# EagleAmerica Box joint jig 50% off



## Tommyt654 (Apr 5, 2009)

Pretty good deal on a decent box joint jig, Router Jigs - Box Joint And Dentil Molding Jigs


----------



## kp91 (Sep 10, 2004)

I love a good deal as much as the next guy, but the Routerworkshop/Oak park box joint jig is one of the reasons we have this forum in the first place.

The price for the full set is easily comparable to the sale price of the eagle america jig.

Just a shameless plug for Bob and Ricks jig...

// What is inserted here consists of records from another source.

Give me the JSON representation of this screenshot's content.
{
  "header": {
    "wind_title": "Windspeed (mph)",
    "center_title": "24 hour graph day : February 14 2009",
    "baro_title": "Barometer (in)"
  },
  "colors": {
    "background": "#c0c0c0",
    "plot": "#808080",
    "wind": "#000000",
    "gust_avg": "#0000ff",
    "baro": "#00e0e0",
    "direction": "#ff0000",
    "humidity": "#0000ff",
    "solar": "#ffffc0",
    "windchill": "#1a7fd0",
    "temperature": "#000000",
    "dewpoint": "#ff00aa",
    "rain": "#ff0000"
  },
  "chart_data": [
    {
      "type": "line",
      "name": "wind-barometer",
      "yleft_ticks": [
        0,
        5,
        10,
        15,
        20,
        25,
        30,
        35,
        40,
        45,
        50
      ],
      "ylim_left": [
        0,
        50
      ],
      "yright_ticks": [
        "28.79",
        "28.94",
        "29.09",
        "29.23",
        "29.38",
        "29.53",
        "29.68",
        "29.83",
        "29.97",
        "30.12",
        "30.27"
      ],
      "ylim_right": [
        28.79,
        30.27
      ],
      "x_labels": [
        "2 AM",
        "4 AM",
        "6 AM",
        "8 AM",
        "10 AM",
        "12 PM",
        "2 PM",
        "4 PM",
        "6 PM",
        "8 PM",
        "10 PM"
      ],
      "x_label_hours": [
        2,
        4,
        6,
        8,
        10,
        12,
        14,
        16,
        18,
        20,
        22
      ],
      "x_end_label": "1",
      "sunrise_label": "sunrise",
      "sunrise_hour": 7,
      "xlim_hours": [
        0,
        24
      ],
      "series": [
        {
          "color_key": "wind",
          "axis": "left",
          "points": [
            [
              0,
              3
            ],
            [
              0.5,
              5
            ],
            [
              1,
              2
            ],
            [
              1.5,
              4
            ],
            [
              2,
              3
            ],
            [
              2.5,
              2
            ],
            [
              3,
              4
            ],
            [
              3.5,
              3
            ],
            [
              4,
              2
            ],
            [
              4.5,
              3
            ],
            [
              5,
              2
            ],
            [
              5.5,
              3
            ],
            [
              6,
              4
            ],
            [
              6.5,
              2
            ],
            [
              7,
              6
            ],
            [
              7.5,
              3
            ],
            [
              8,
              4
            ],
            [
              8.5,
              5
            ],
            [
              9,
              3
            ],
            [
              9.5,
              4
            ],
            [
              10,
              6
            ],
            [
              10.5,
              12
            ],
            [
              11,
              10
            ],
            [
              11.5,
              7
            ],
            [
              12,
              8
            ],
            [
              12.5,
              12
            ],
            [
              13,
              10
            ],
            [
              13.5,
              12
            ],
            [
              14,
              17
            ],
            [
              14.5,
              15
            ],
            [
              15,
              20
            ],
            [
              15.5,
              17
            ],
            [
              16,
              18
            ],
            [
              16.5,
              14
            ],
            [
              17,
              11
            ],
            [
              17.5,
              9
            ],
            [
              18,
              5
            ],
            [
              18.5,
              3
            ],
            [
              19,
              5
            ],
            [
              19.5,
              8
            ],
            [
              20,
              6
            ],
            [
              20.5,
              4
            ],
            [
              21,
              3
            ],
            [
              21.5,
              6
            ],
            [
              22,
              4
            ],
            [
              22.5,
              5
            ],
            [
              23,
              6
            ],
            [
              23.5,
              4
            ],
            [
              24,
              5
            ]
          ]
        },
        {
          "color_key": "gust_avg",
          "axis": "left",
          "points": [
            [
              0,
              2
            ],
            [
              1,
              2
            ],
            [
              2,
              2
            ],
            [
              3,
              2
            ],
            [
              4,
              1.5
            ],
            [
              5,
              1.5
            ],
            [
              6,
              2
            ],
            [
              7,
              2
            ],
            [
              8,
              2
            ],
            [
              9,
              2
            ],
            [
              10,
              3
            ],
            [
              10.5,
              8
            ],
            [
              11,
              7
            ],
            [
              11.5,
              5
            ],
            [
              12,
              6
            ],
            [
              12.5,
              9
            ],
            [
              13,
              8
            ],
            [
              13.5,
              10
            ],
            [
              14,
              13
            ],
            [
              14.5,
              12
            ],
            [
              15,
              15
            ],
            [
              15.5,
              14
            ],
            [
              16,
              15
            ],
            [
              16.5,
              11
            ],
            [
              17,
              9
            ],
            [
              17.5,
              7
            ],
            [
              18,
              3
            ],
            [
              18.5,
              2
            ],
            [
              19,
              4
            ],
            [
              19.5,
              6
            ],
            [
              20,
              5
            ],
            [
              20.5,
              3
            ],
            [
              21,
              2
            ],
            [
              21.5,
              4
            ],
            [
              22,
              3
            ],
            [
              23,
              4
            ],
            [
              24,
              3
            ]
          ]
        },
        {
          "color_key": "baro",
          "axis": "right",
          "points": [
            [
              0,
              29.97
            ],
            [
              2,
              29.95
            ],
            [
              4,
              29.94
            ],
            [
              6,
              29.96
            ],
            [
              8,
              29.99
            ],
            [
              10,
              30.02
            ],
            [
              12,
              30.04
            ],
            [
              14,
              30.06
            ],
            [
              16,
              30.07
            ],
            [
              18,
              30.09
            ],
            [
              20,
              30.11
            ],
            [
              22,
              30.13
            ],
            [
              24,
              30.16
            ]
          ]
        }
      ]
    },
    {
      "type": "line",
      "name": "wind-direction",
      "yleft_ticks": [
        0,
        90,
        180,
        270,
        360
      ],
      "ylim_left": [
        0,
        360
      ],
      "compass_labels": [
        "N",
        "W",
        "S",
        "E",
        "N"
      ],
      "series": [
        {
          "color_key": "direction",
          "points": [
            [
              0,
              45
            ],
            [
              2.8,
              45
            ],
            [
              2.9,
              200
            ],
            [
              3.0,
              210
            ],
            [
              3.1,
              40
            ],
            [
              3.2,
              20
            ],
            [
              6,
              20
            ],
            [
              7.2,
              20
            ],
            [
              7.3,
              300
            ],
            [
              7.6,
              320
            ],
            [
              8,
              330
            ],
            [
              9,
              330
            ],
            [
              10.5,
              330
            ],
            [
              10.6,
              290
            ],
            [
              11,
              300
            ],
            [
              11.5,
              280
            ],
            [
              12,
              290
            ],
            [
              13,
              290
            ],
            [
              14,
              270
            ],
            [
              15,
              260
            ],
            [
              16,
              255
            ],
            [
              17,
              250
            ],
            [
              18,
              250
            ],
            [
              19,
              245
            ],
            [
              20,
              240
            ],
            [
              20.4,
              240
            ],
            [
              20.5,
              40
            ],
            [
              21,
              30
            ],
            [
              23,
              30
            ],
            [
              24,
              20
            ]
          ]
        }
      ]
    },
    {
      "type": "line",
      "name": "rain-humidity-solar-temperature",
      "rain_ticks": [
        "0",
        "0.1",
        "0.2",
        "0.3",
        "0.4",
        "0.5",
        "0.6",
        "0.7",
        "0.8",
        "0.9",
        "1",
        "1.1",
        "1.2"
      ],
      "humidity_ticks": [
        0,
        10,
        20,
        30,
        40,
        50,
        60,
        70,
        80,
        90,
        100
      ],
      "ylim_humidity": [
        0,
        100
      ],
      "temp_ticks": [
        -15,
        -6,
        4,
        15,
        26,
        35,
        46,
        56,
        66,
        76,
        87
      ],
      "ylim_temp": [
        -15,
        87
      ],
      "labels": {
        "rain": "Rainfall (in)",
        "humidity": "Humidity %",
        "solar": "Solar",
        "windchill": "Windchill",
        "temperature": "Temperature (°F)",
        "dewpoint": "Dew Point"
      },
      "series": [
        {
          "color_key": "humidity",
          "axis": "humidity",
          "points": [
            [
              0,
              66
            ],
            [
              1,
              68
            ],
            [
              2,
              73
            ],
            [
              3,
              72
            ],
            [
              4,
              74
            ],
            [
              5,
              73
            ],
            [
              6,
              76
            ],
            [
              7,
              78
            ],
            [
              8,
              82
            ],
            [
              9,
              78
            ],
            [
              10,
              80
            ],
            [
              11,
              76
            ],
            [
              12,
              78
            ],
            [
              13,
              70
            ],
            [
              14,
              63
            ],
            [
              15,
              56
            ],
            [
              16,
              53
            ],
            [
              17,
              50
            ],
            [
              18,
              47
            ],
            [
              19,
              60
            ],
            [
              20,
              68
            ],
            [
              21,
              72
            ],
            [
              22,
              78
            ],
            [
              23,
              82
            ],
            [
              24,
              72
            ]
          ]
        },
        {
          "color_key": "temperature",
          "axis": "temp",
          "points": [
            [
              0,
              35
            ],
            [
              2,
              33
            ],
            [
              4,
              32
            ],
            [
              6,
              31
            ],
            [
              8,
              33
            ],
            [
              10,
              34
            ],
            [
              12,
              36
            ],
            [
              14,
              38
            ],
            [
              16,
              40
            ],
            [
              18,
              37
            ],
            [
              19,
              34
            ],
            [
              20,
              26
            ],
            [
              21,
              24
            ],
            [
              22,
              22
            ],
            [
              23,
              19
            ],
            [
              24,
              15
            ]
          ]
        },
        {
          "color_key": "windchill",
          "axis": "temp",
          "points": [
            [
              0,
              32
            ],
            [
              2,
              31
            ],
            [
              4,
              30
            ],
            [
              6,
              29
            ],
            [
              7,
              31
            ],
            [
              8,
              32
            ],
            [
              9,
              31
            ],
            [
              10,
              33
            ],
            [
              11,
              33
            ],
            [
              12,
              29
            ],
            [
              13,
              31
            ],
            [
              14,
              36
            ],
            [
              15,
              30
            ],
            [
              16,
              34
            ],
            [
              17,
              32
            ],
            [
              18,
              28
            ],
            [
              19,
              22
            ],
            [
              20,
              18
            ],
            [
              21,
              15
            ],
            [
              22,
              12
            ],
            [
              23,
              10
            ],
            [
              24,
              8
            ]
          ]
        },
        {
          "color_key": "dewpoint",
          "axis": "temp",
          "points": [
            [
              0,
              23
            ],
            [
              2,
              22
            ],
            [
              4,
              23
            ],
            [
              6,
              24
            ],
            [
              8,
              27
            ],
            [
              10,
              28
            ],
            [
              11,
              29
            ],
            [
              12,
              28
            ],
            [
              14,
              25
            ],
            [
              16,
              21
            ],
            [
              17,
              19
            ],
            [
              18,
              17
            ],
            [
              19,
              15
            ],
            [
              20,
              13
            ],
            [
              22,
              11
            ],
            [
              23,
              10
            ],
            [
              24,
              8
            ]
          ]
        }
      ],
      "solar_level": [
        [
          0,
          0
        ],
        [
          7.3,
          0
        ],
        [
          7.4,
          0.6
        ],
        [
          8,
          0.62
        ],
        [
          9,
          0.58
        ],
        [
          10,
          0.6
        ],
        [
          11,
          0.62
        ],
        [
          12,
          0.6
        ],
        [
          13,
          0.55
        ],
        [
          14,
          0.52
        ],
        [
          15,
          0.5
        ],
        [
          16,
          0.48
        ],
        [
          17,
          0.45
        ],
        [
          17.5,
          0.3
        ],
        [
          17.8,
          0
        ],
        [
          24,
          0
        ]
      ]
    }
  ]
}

Oak Park Enterprises Ltd.: Catalogue


----------



## bobj3 (Jan 17, 2006)

Hi Doug

I will 2nd your post  it's hard to beat the OP jigs.

========



kp91 said:


> I love a good deal as much as the next guy, but the Routerworkshop/Oak park box joint jig is one of the reasons we have this forum in the first place.
> 
> The price for the full set is easily comparable to the sale price of the eagle america jig.
> 
> ...


----------



## Bob N (Oct 12, 2004)

Eagle America is also a paying sponsor of this forum :dirol:


----------



## Tommyt654 (Apr 5, 2009)

Do we get any kind of a discount from EagleAmerica ?


----------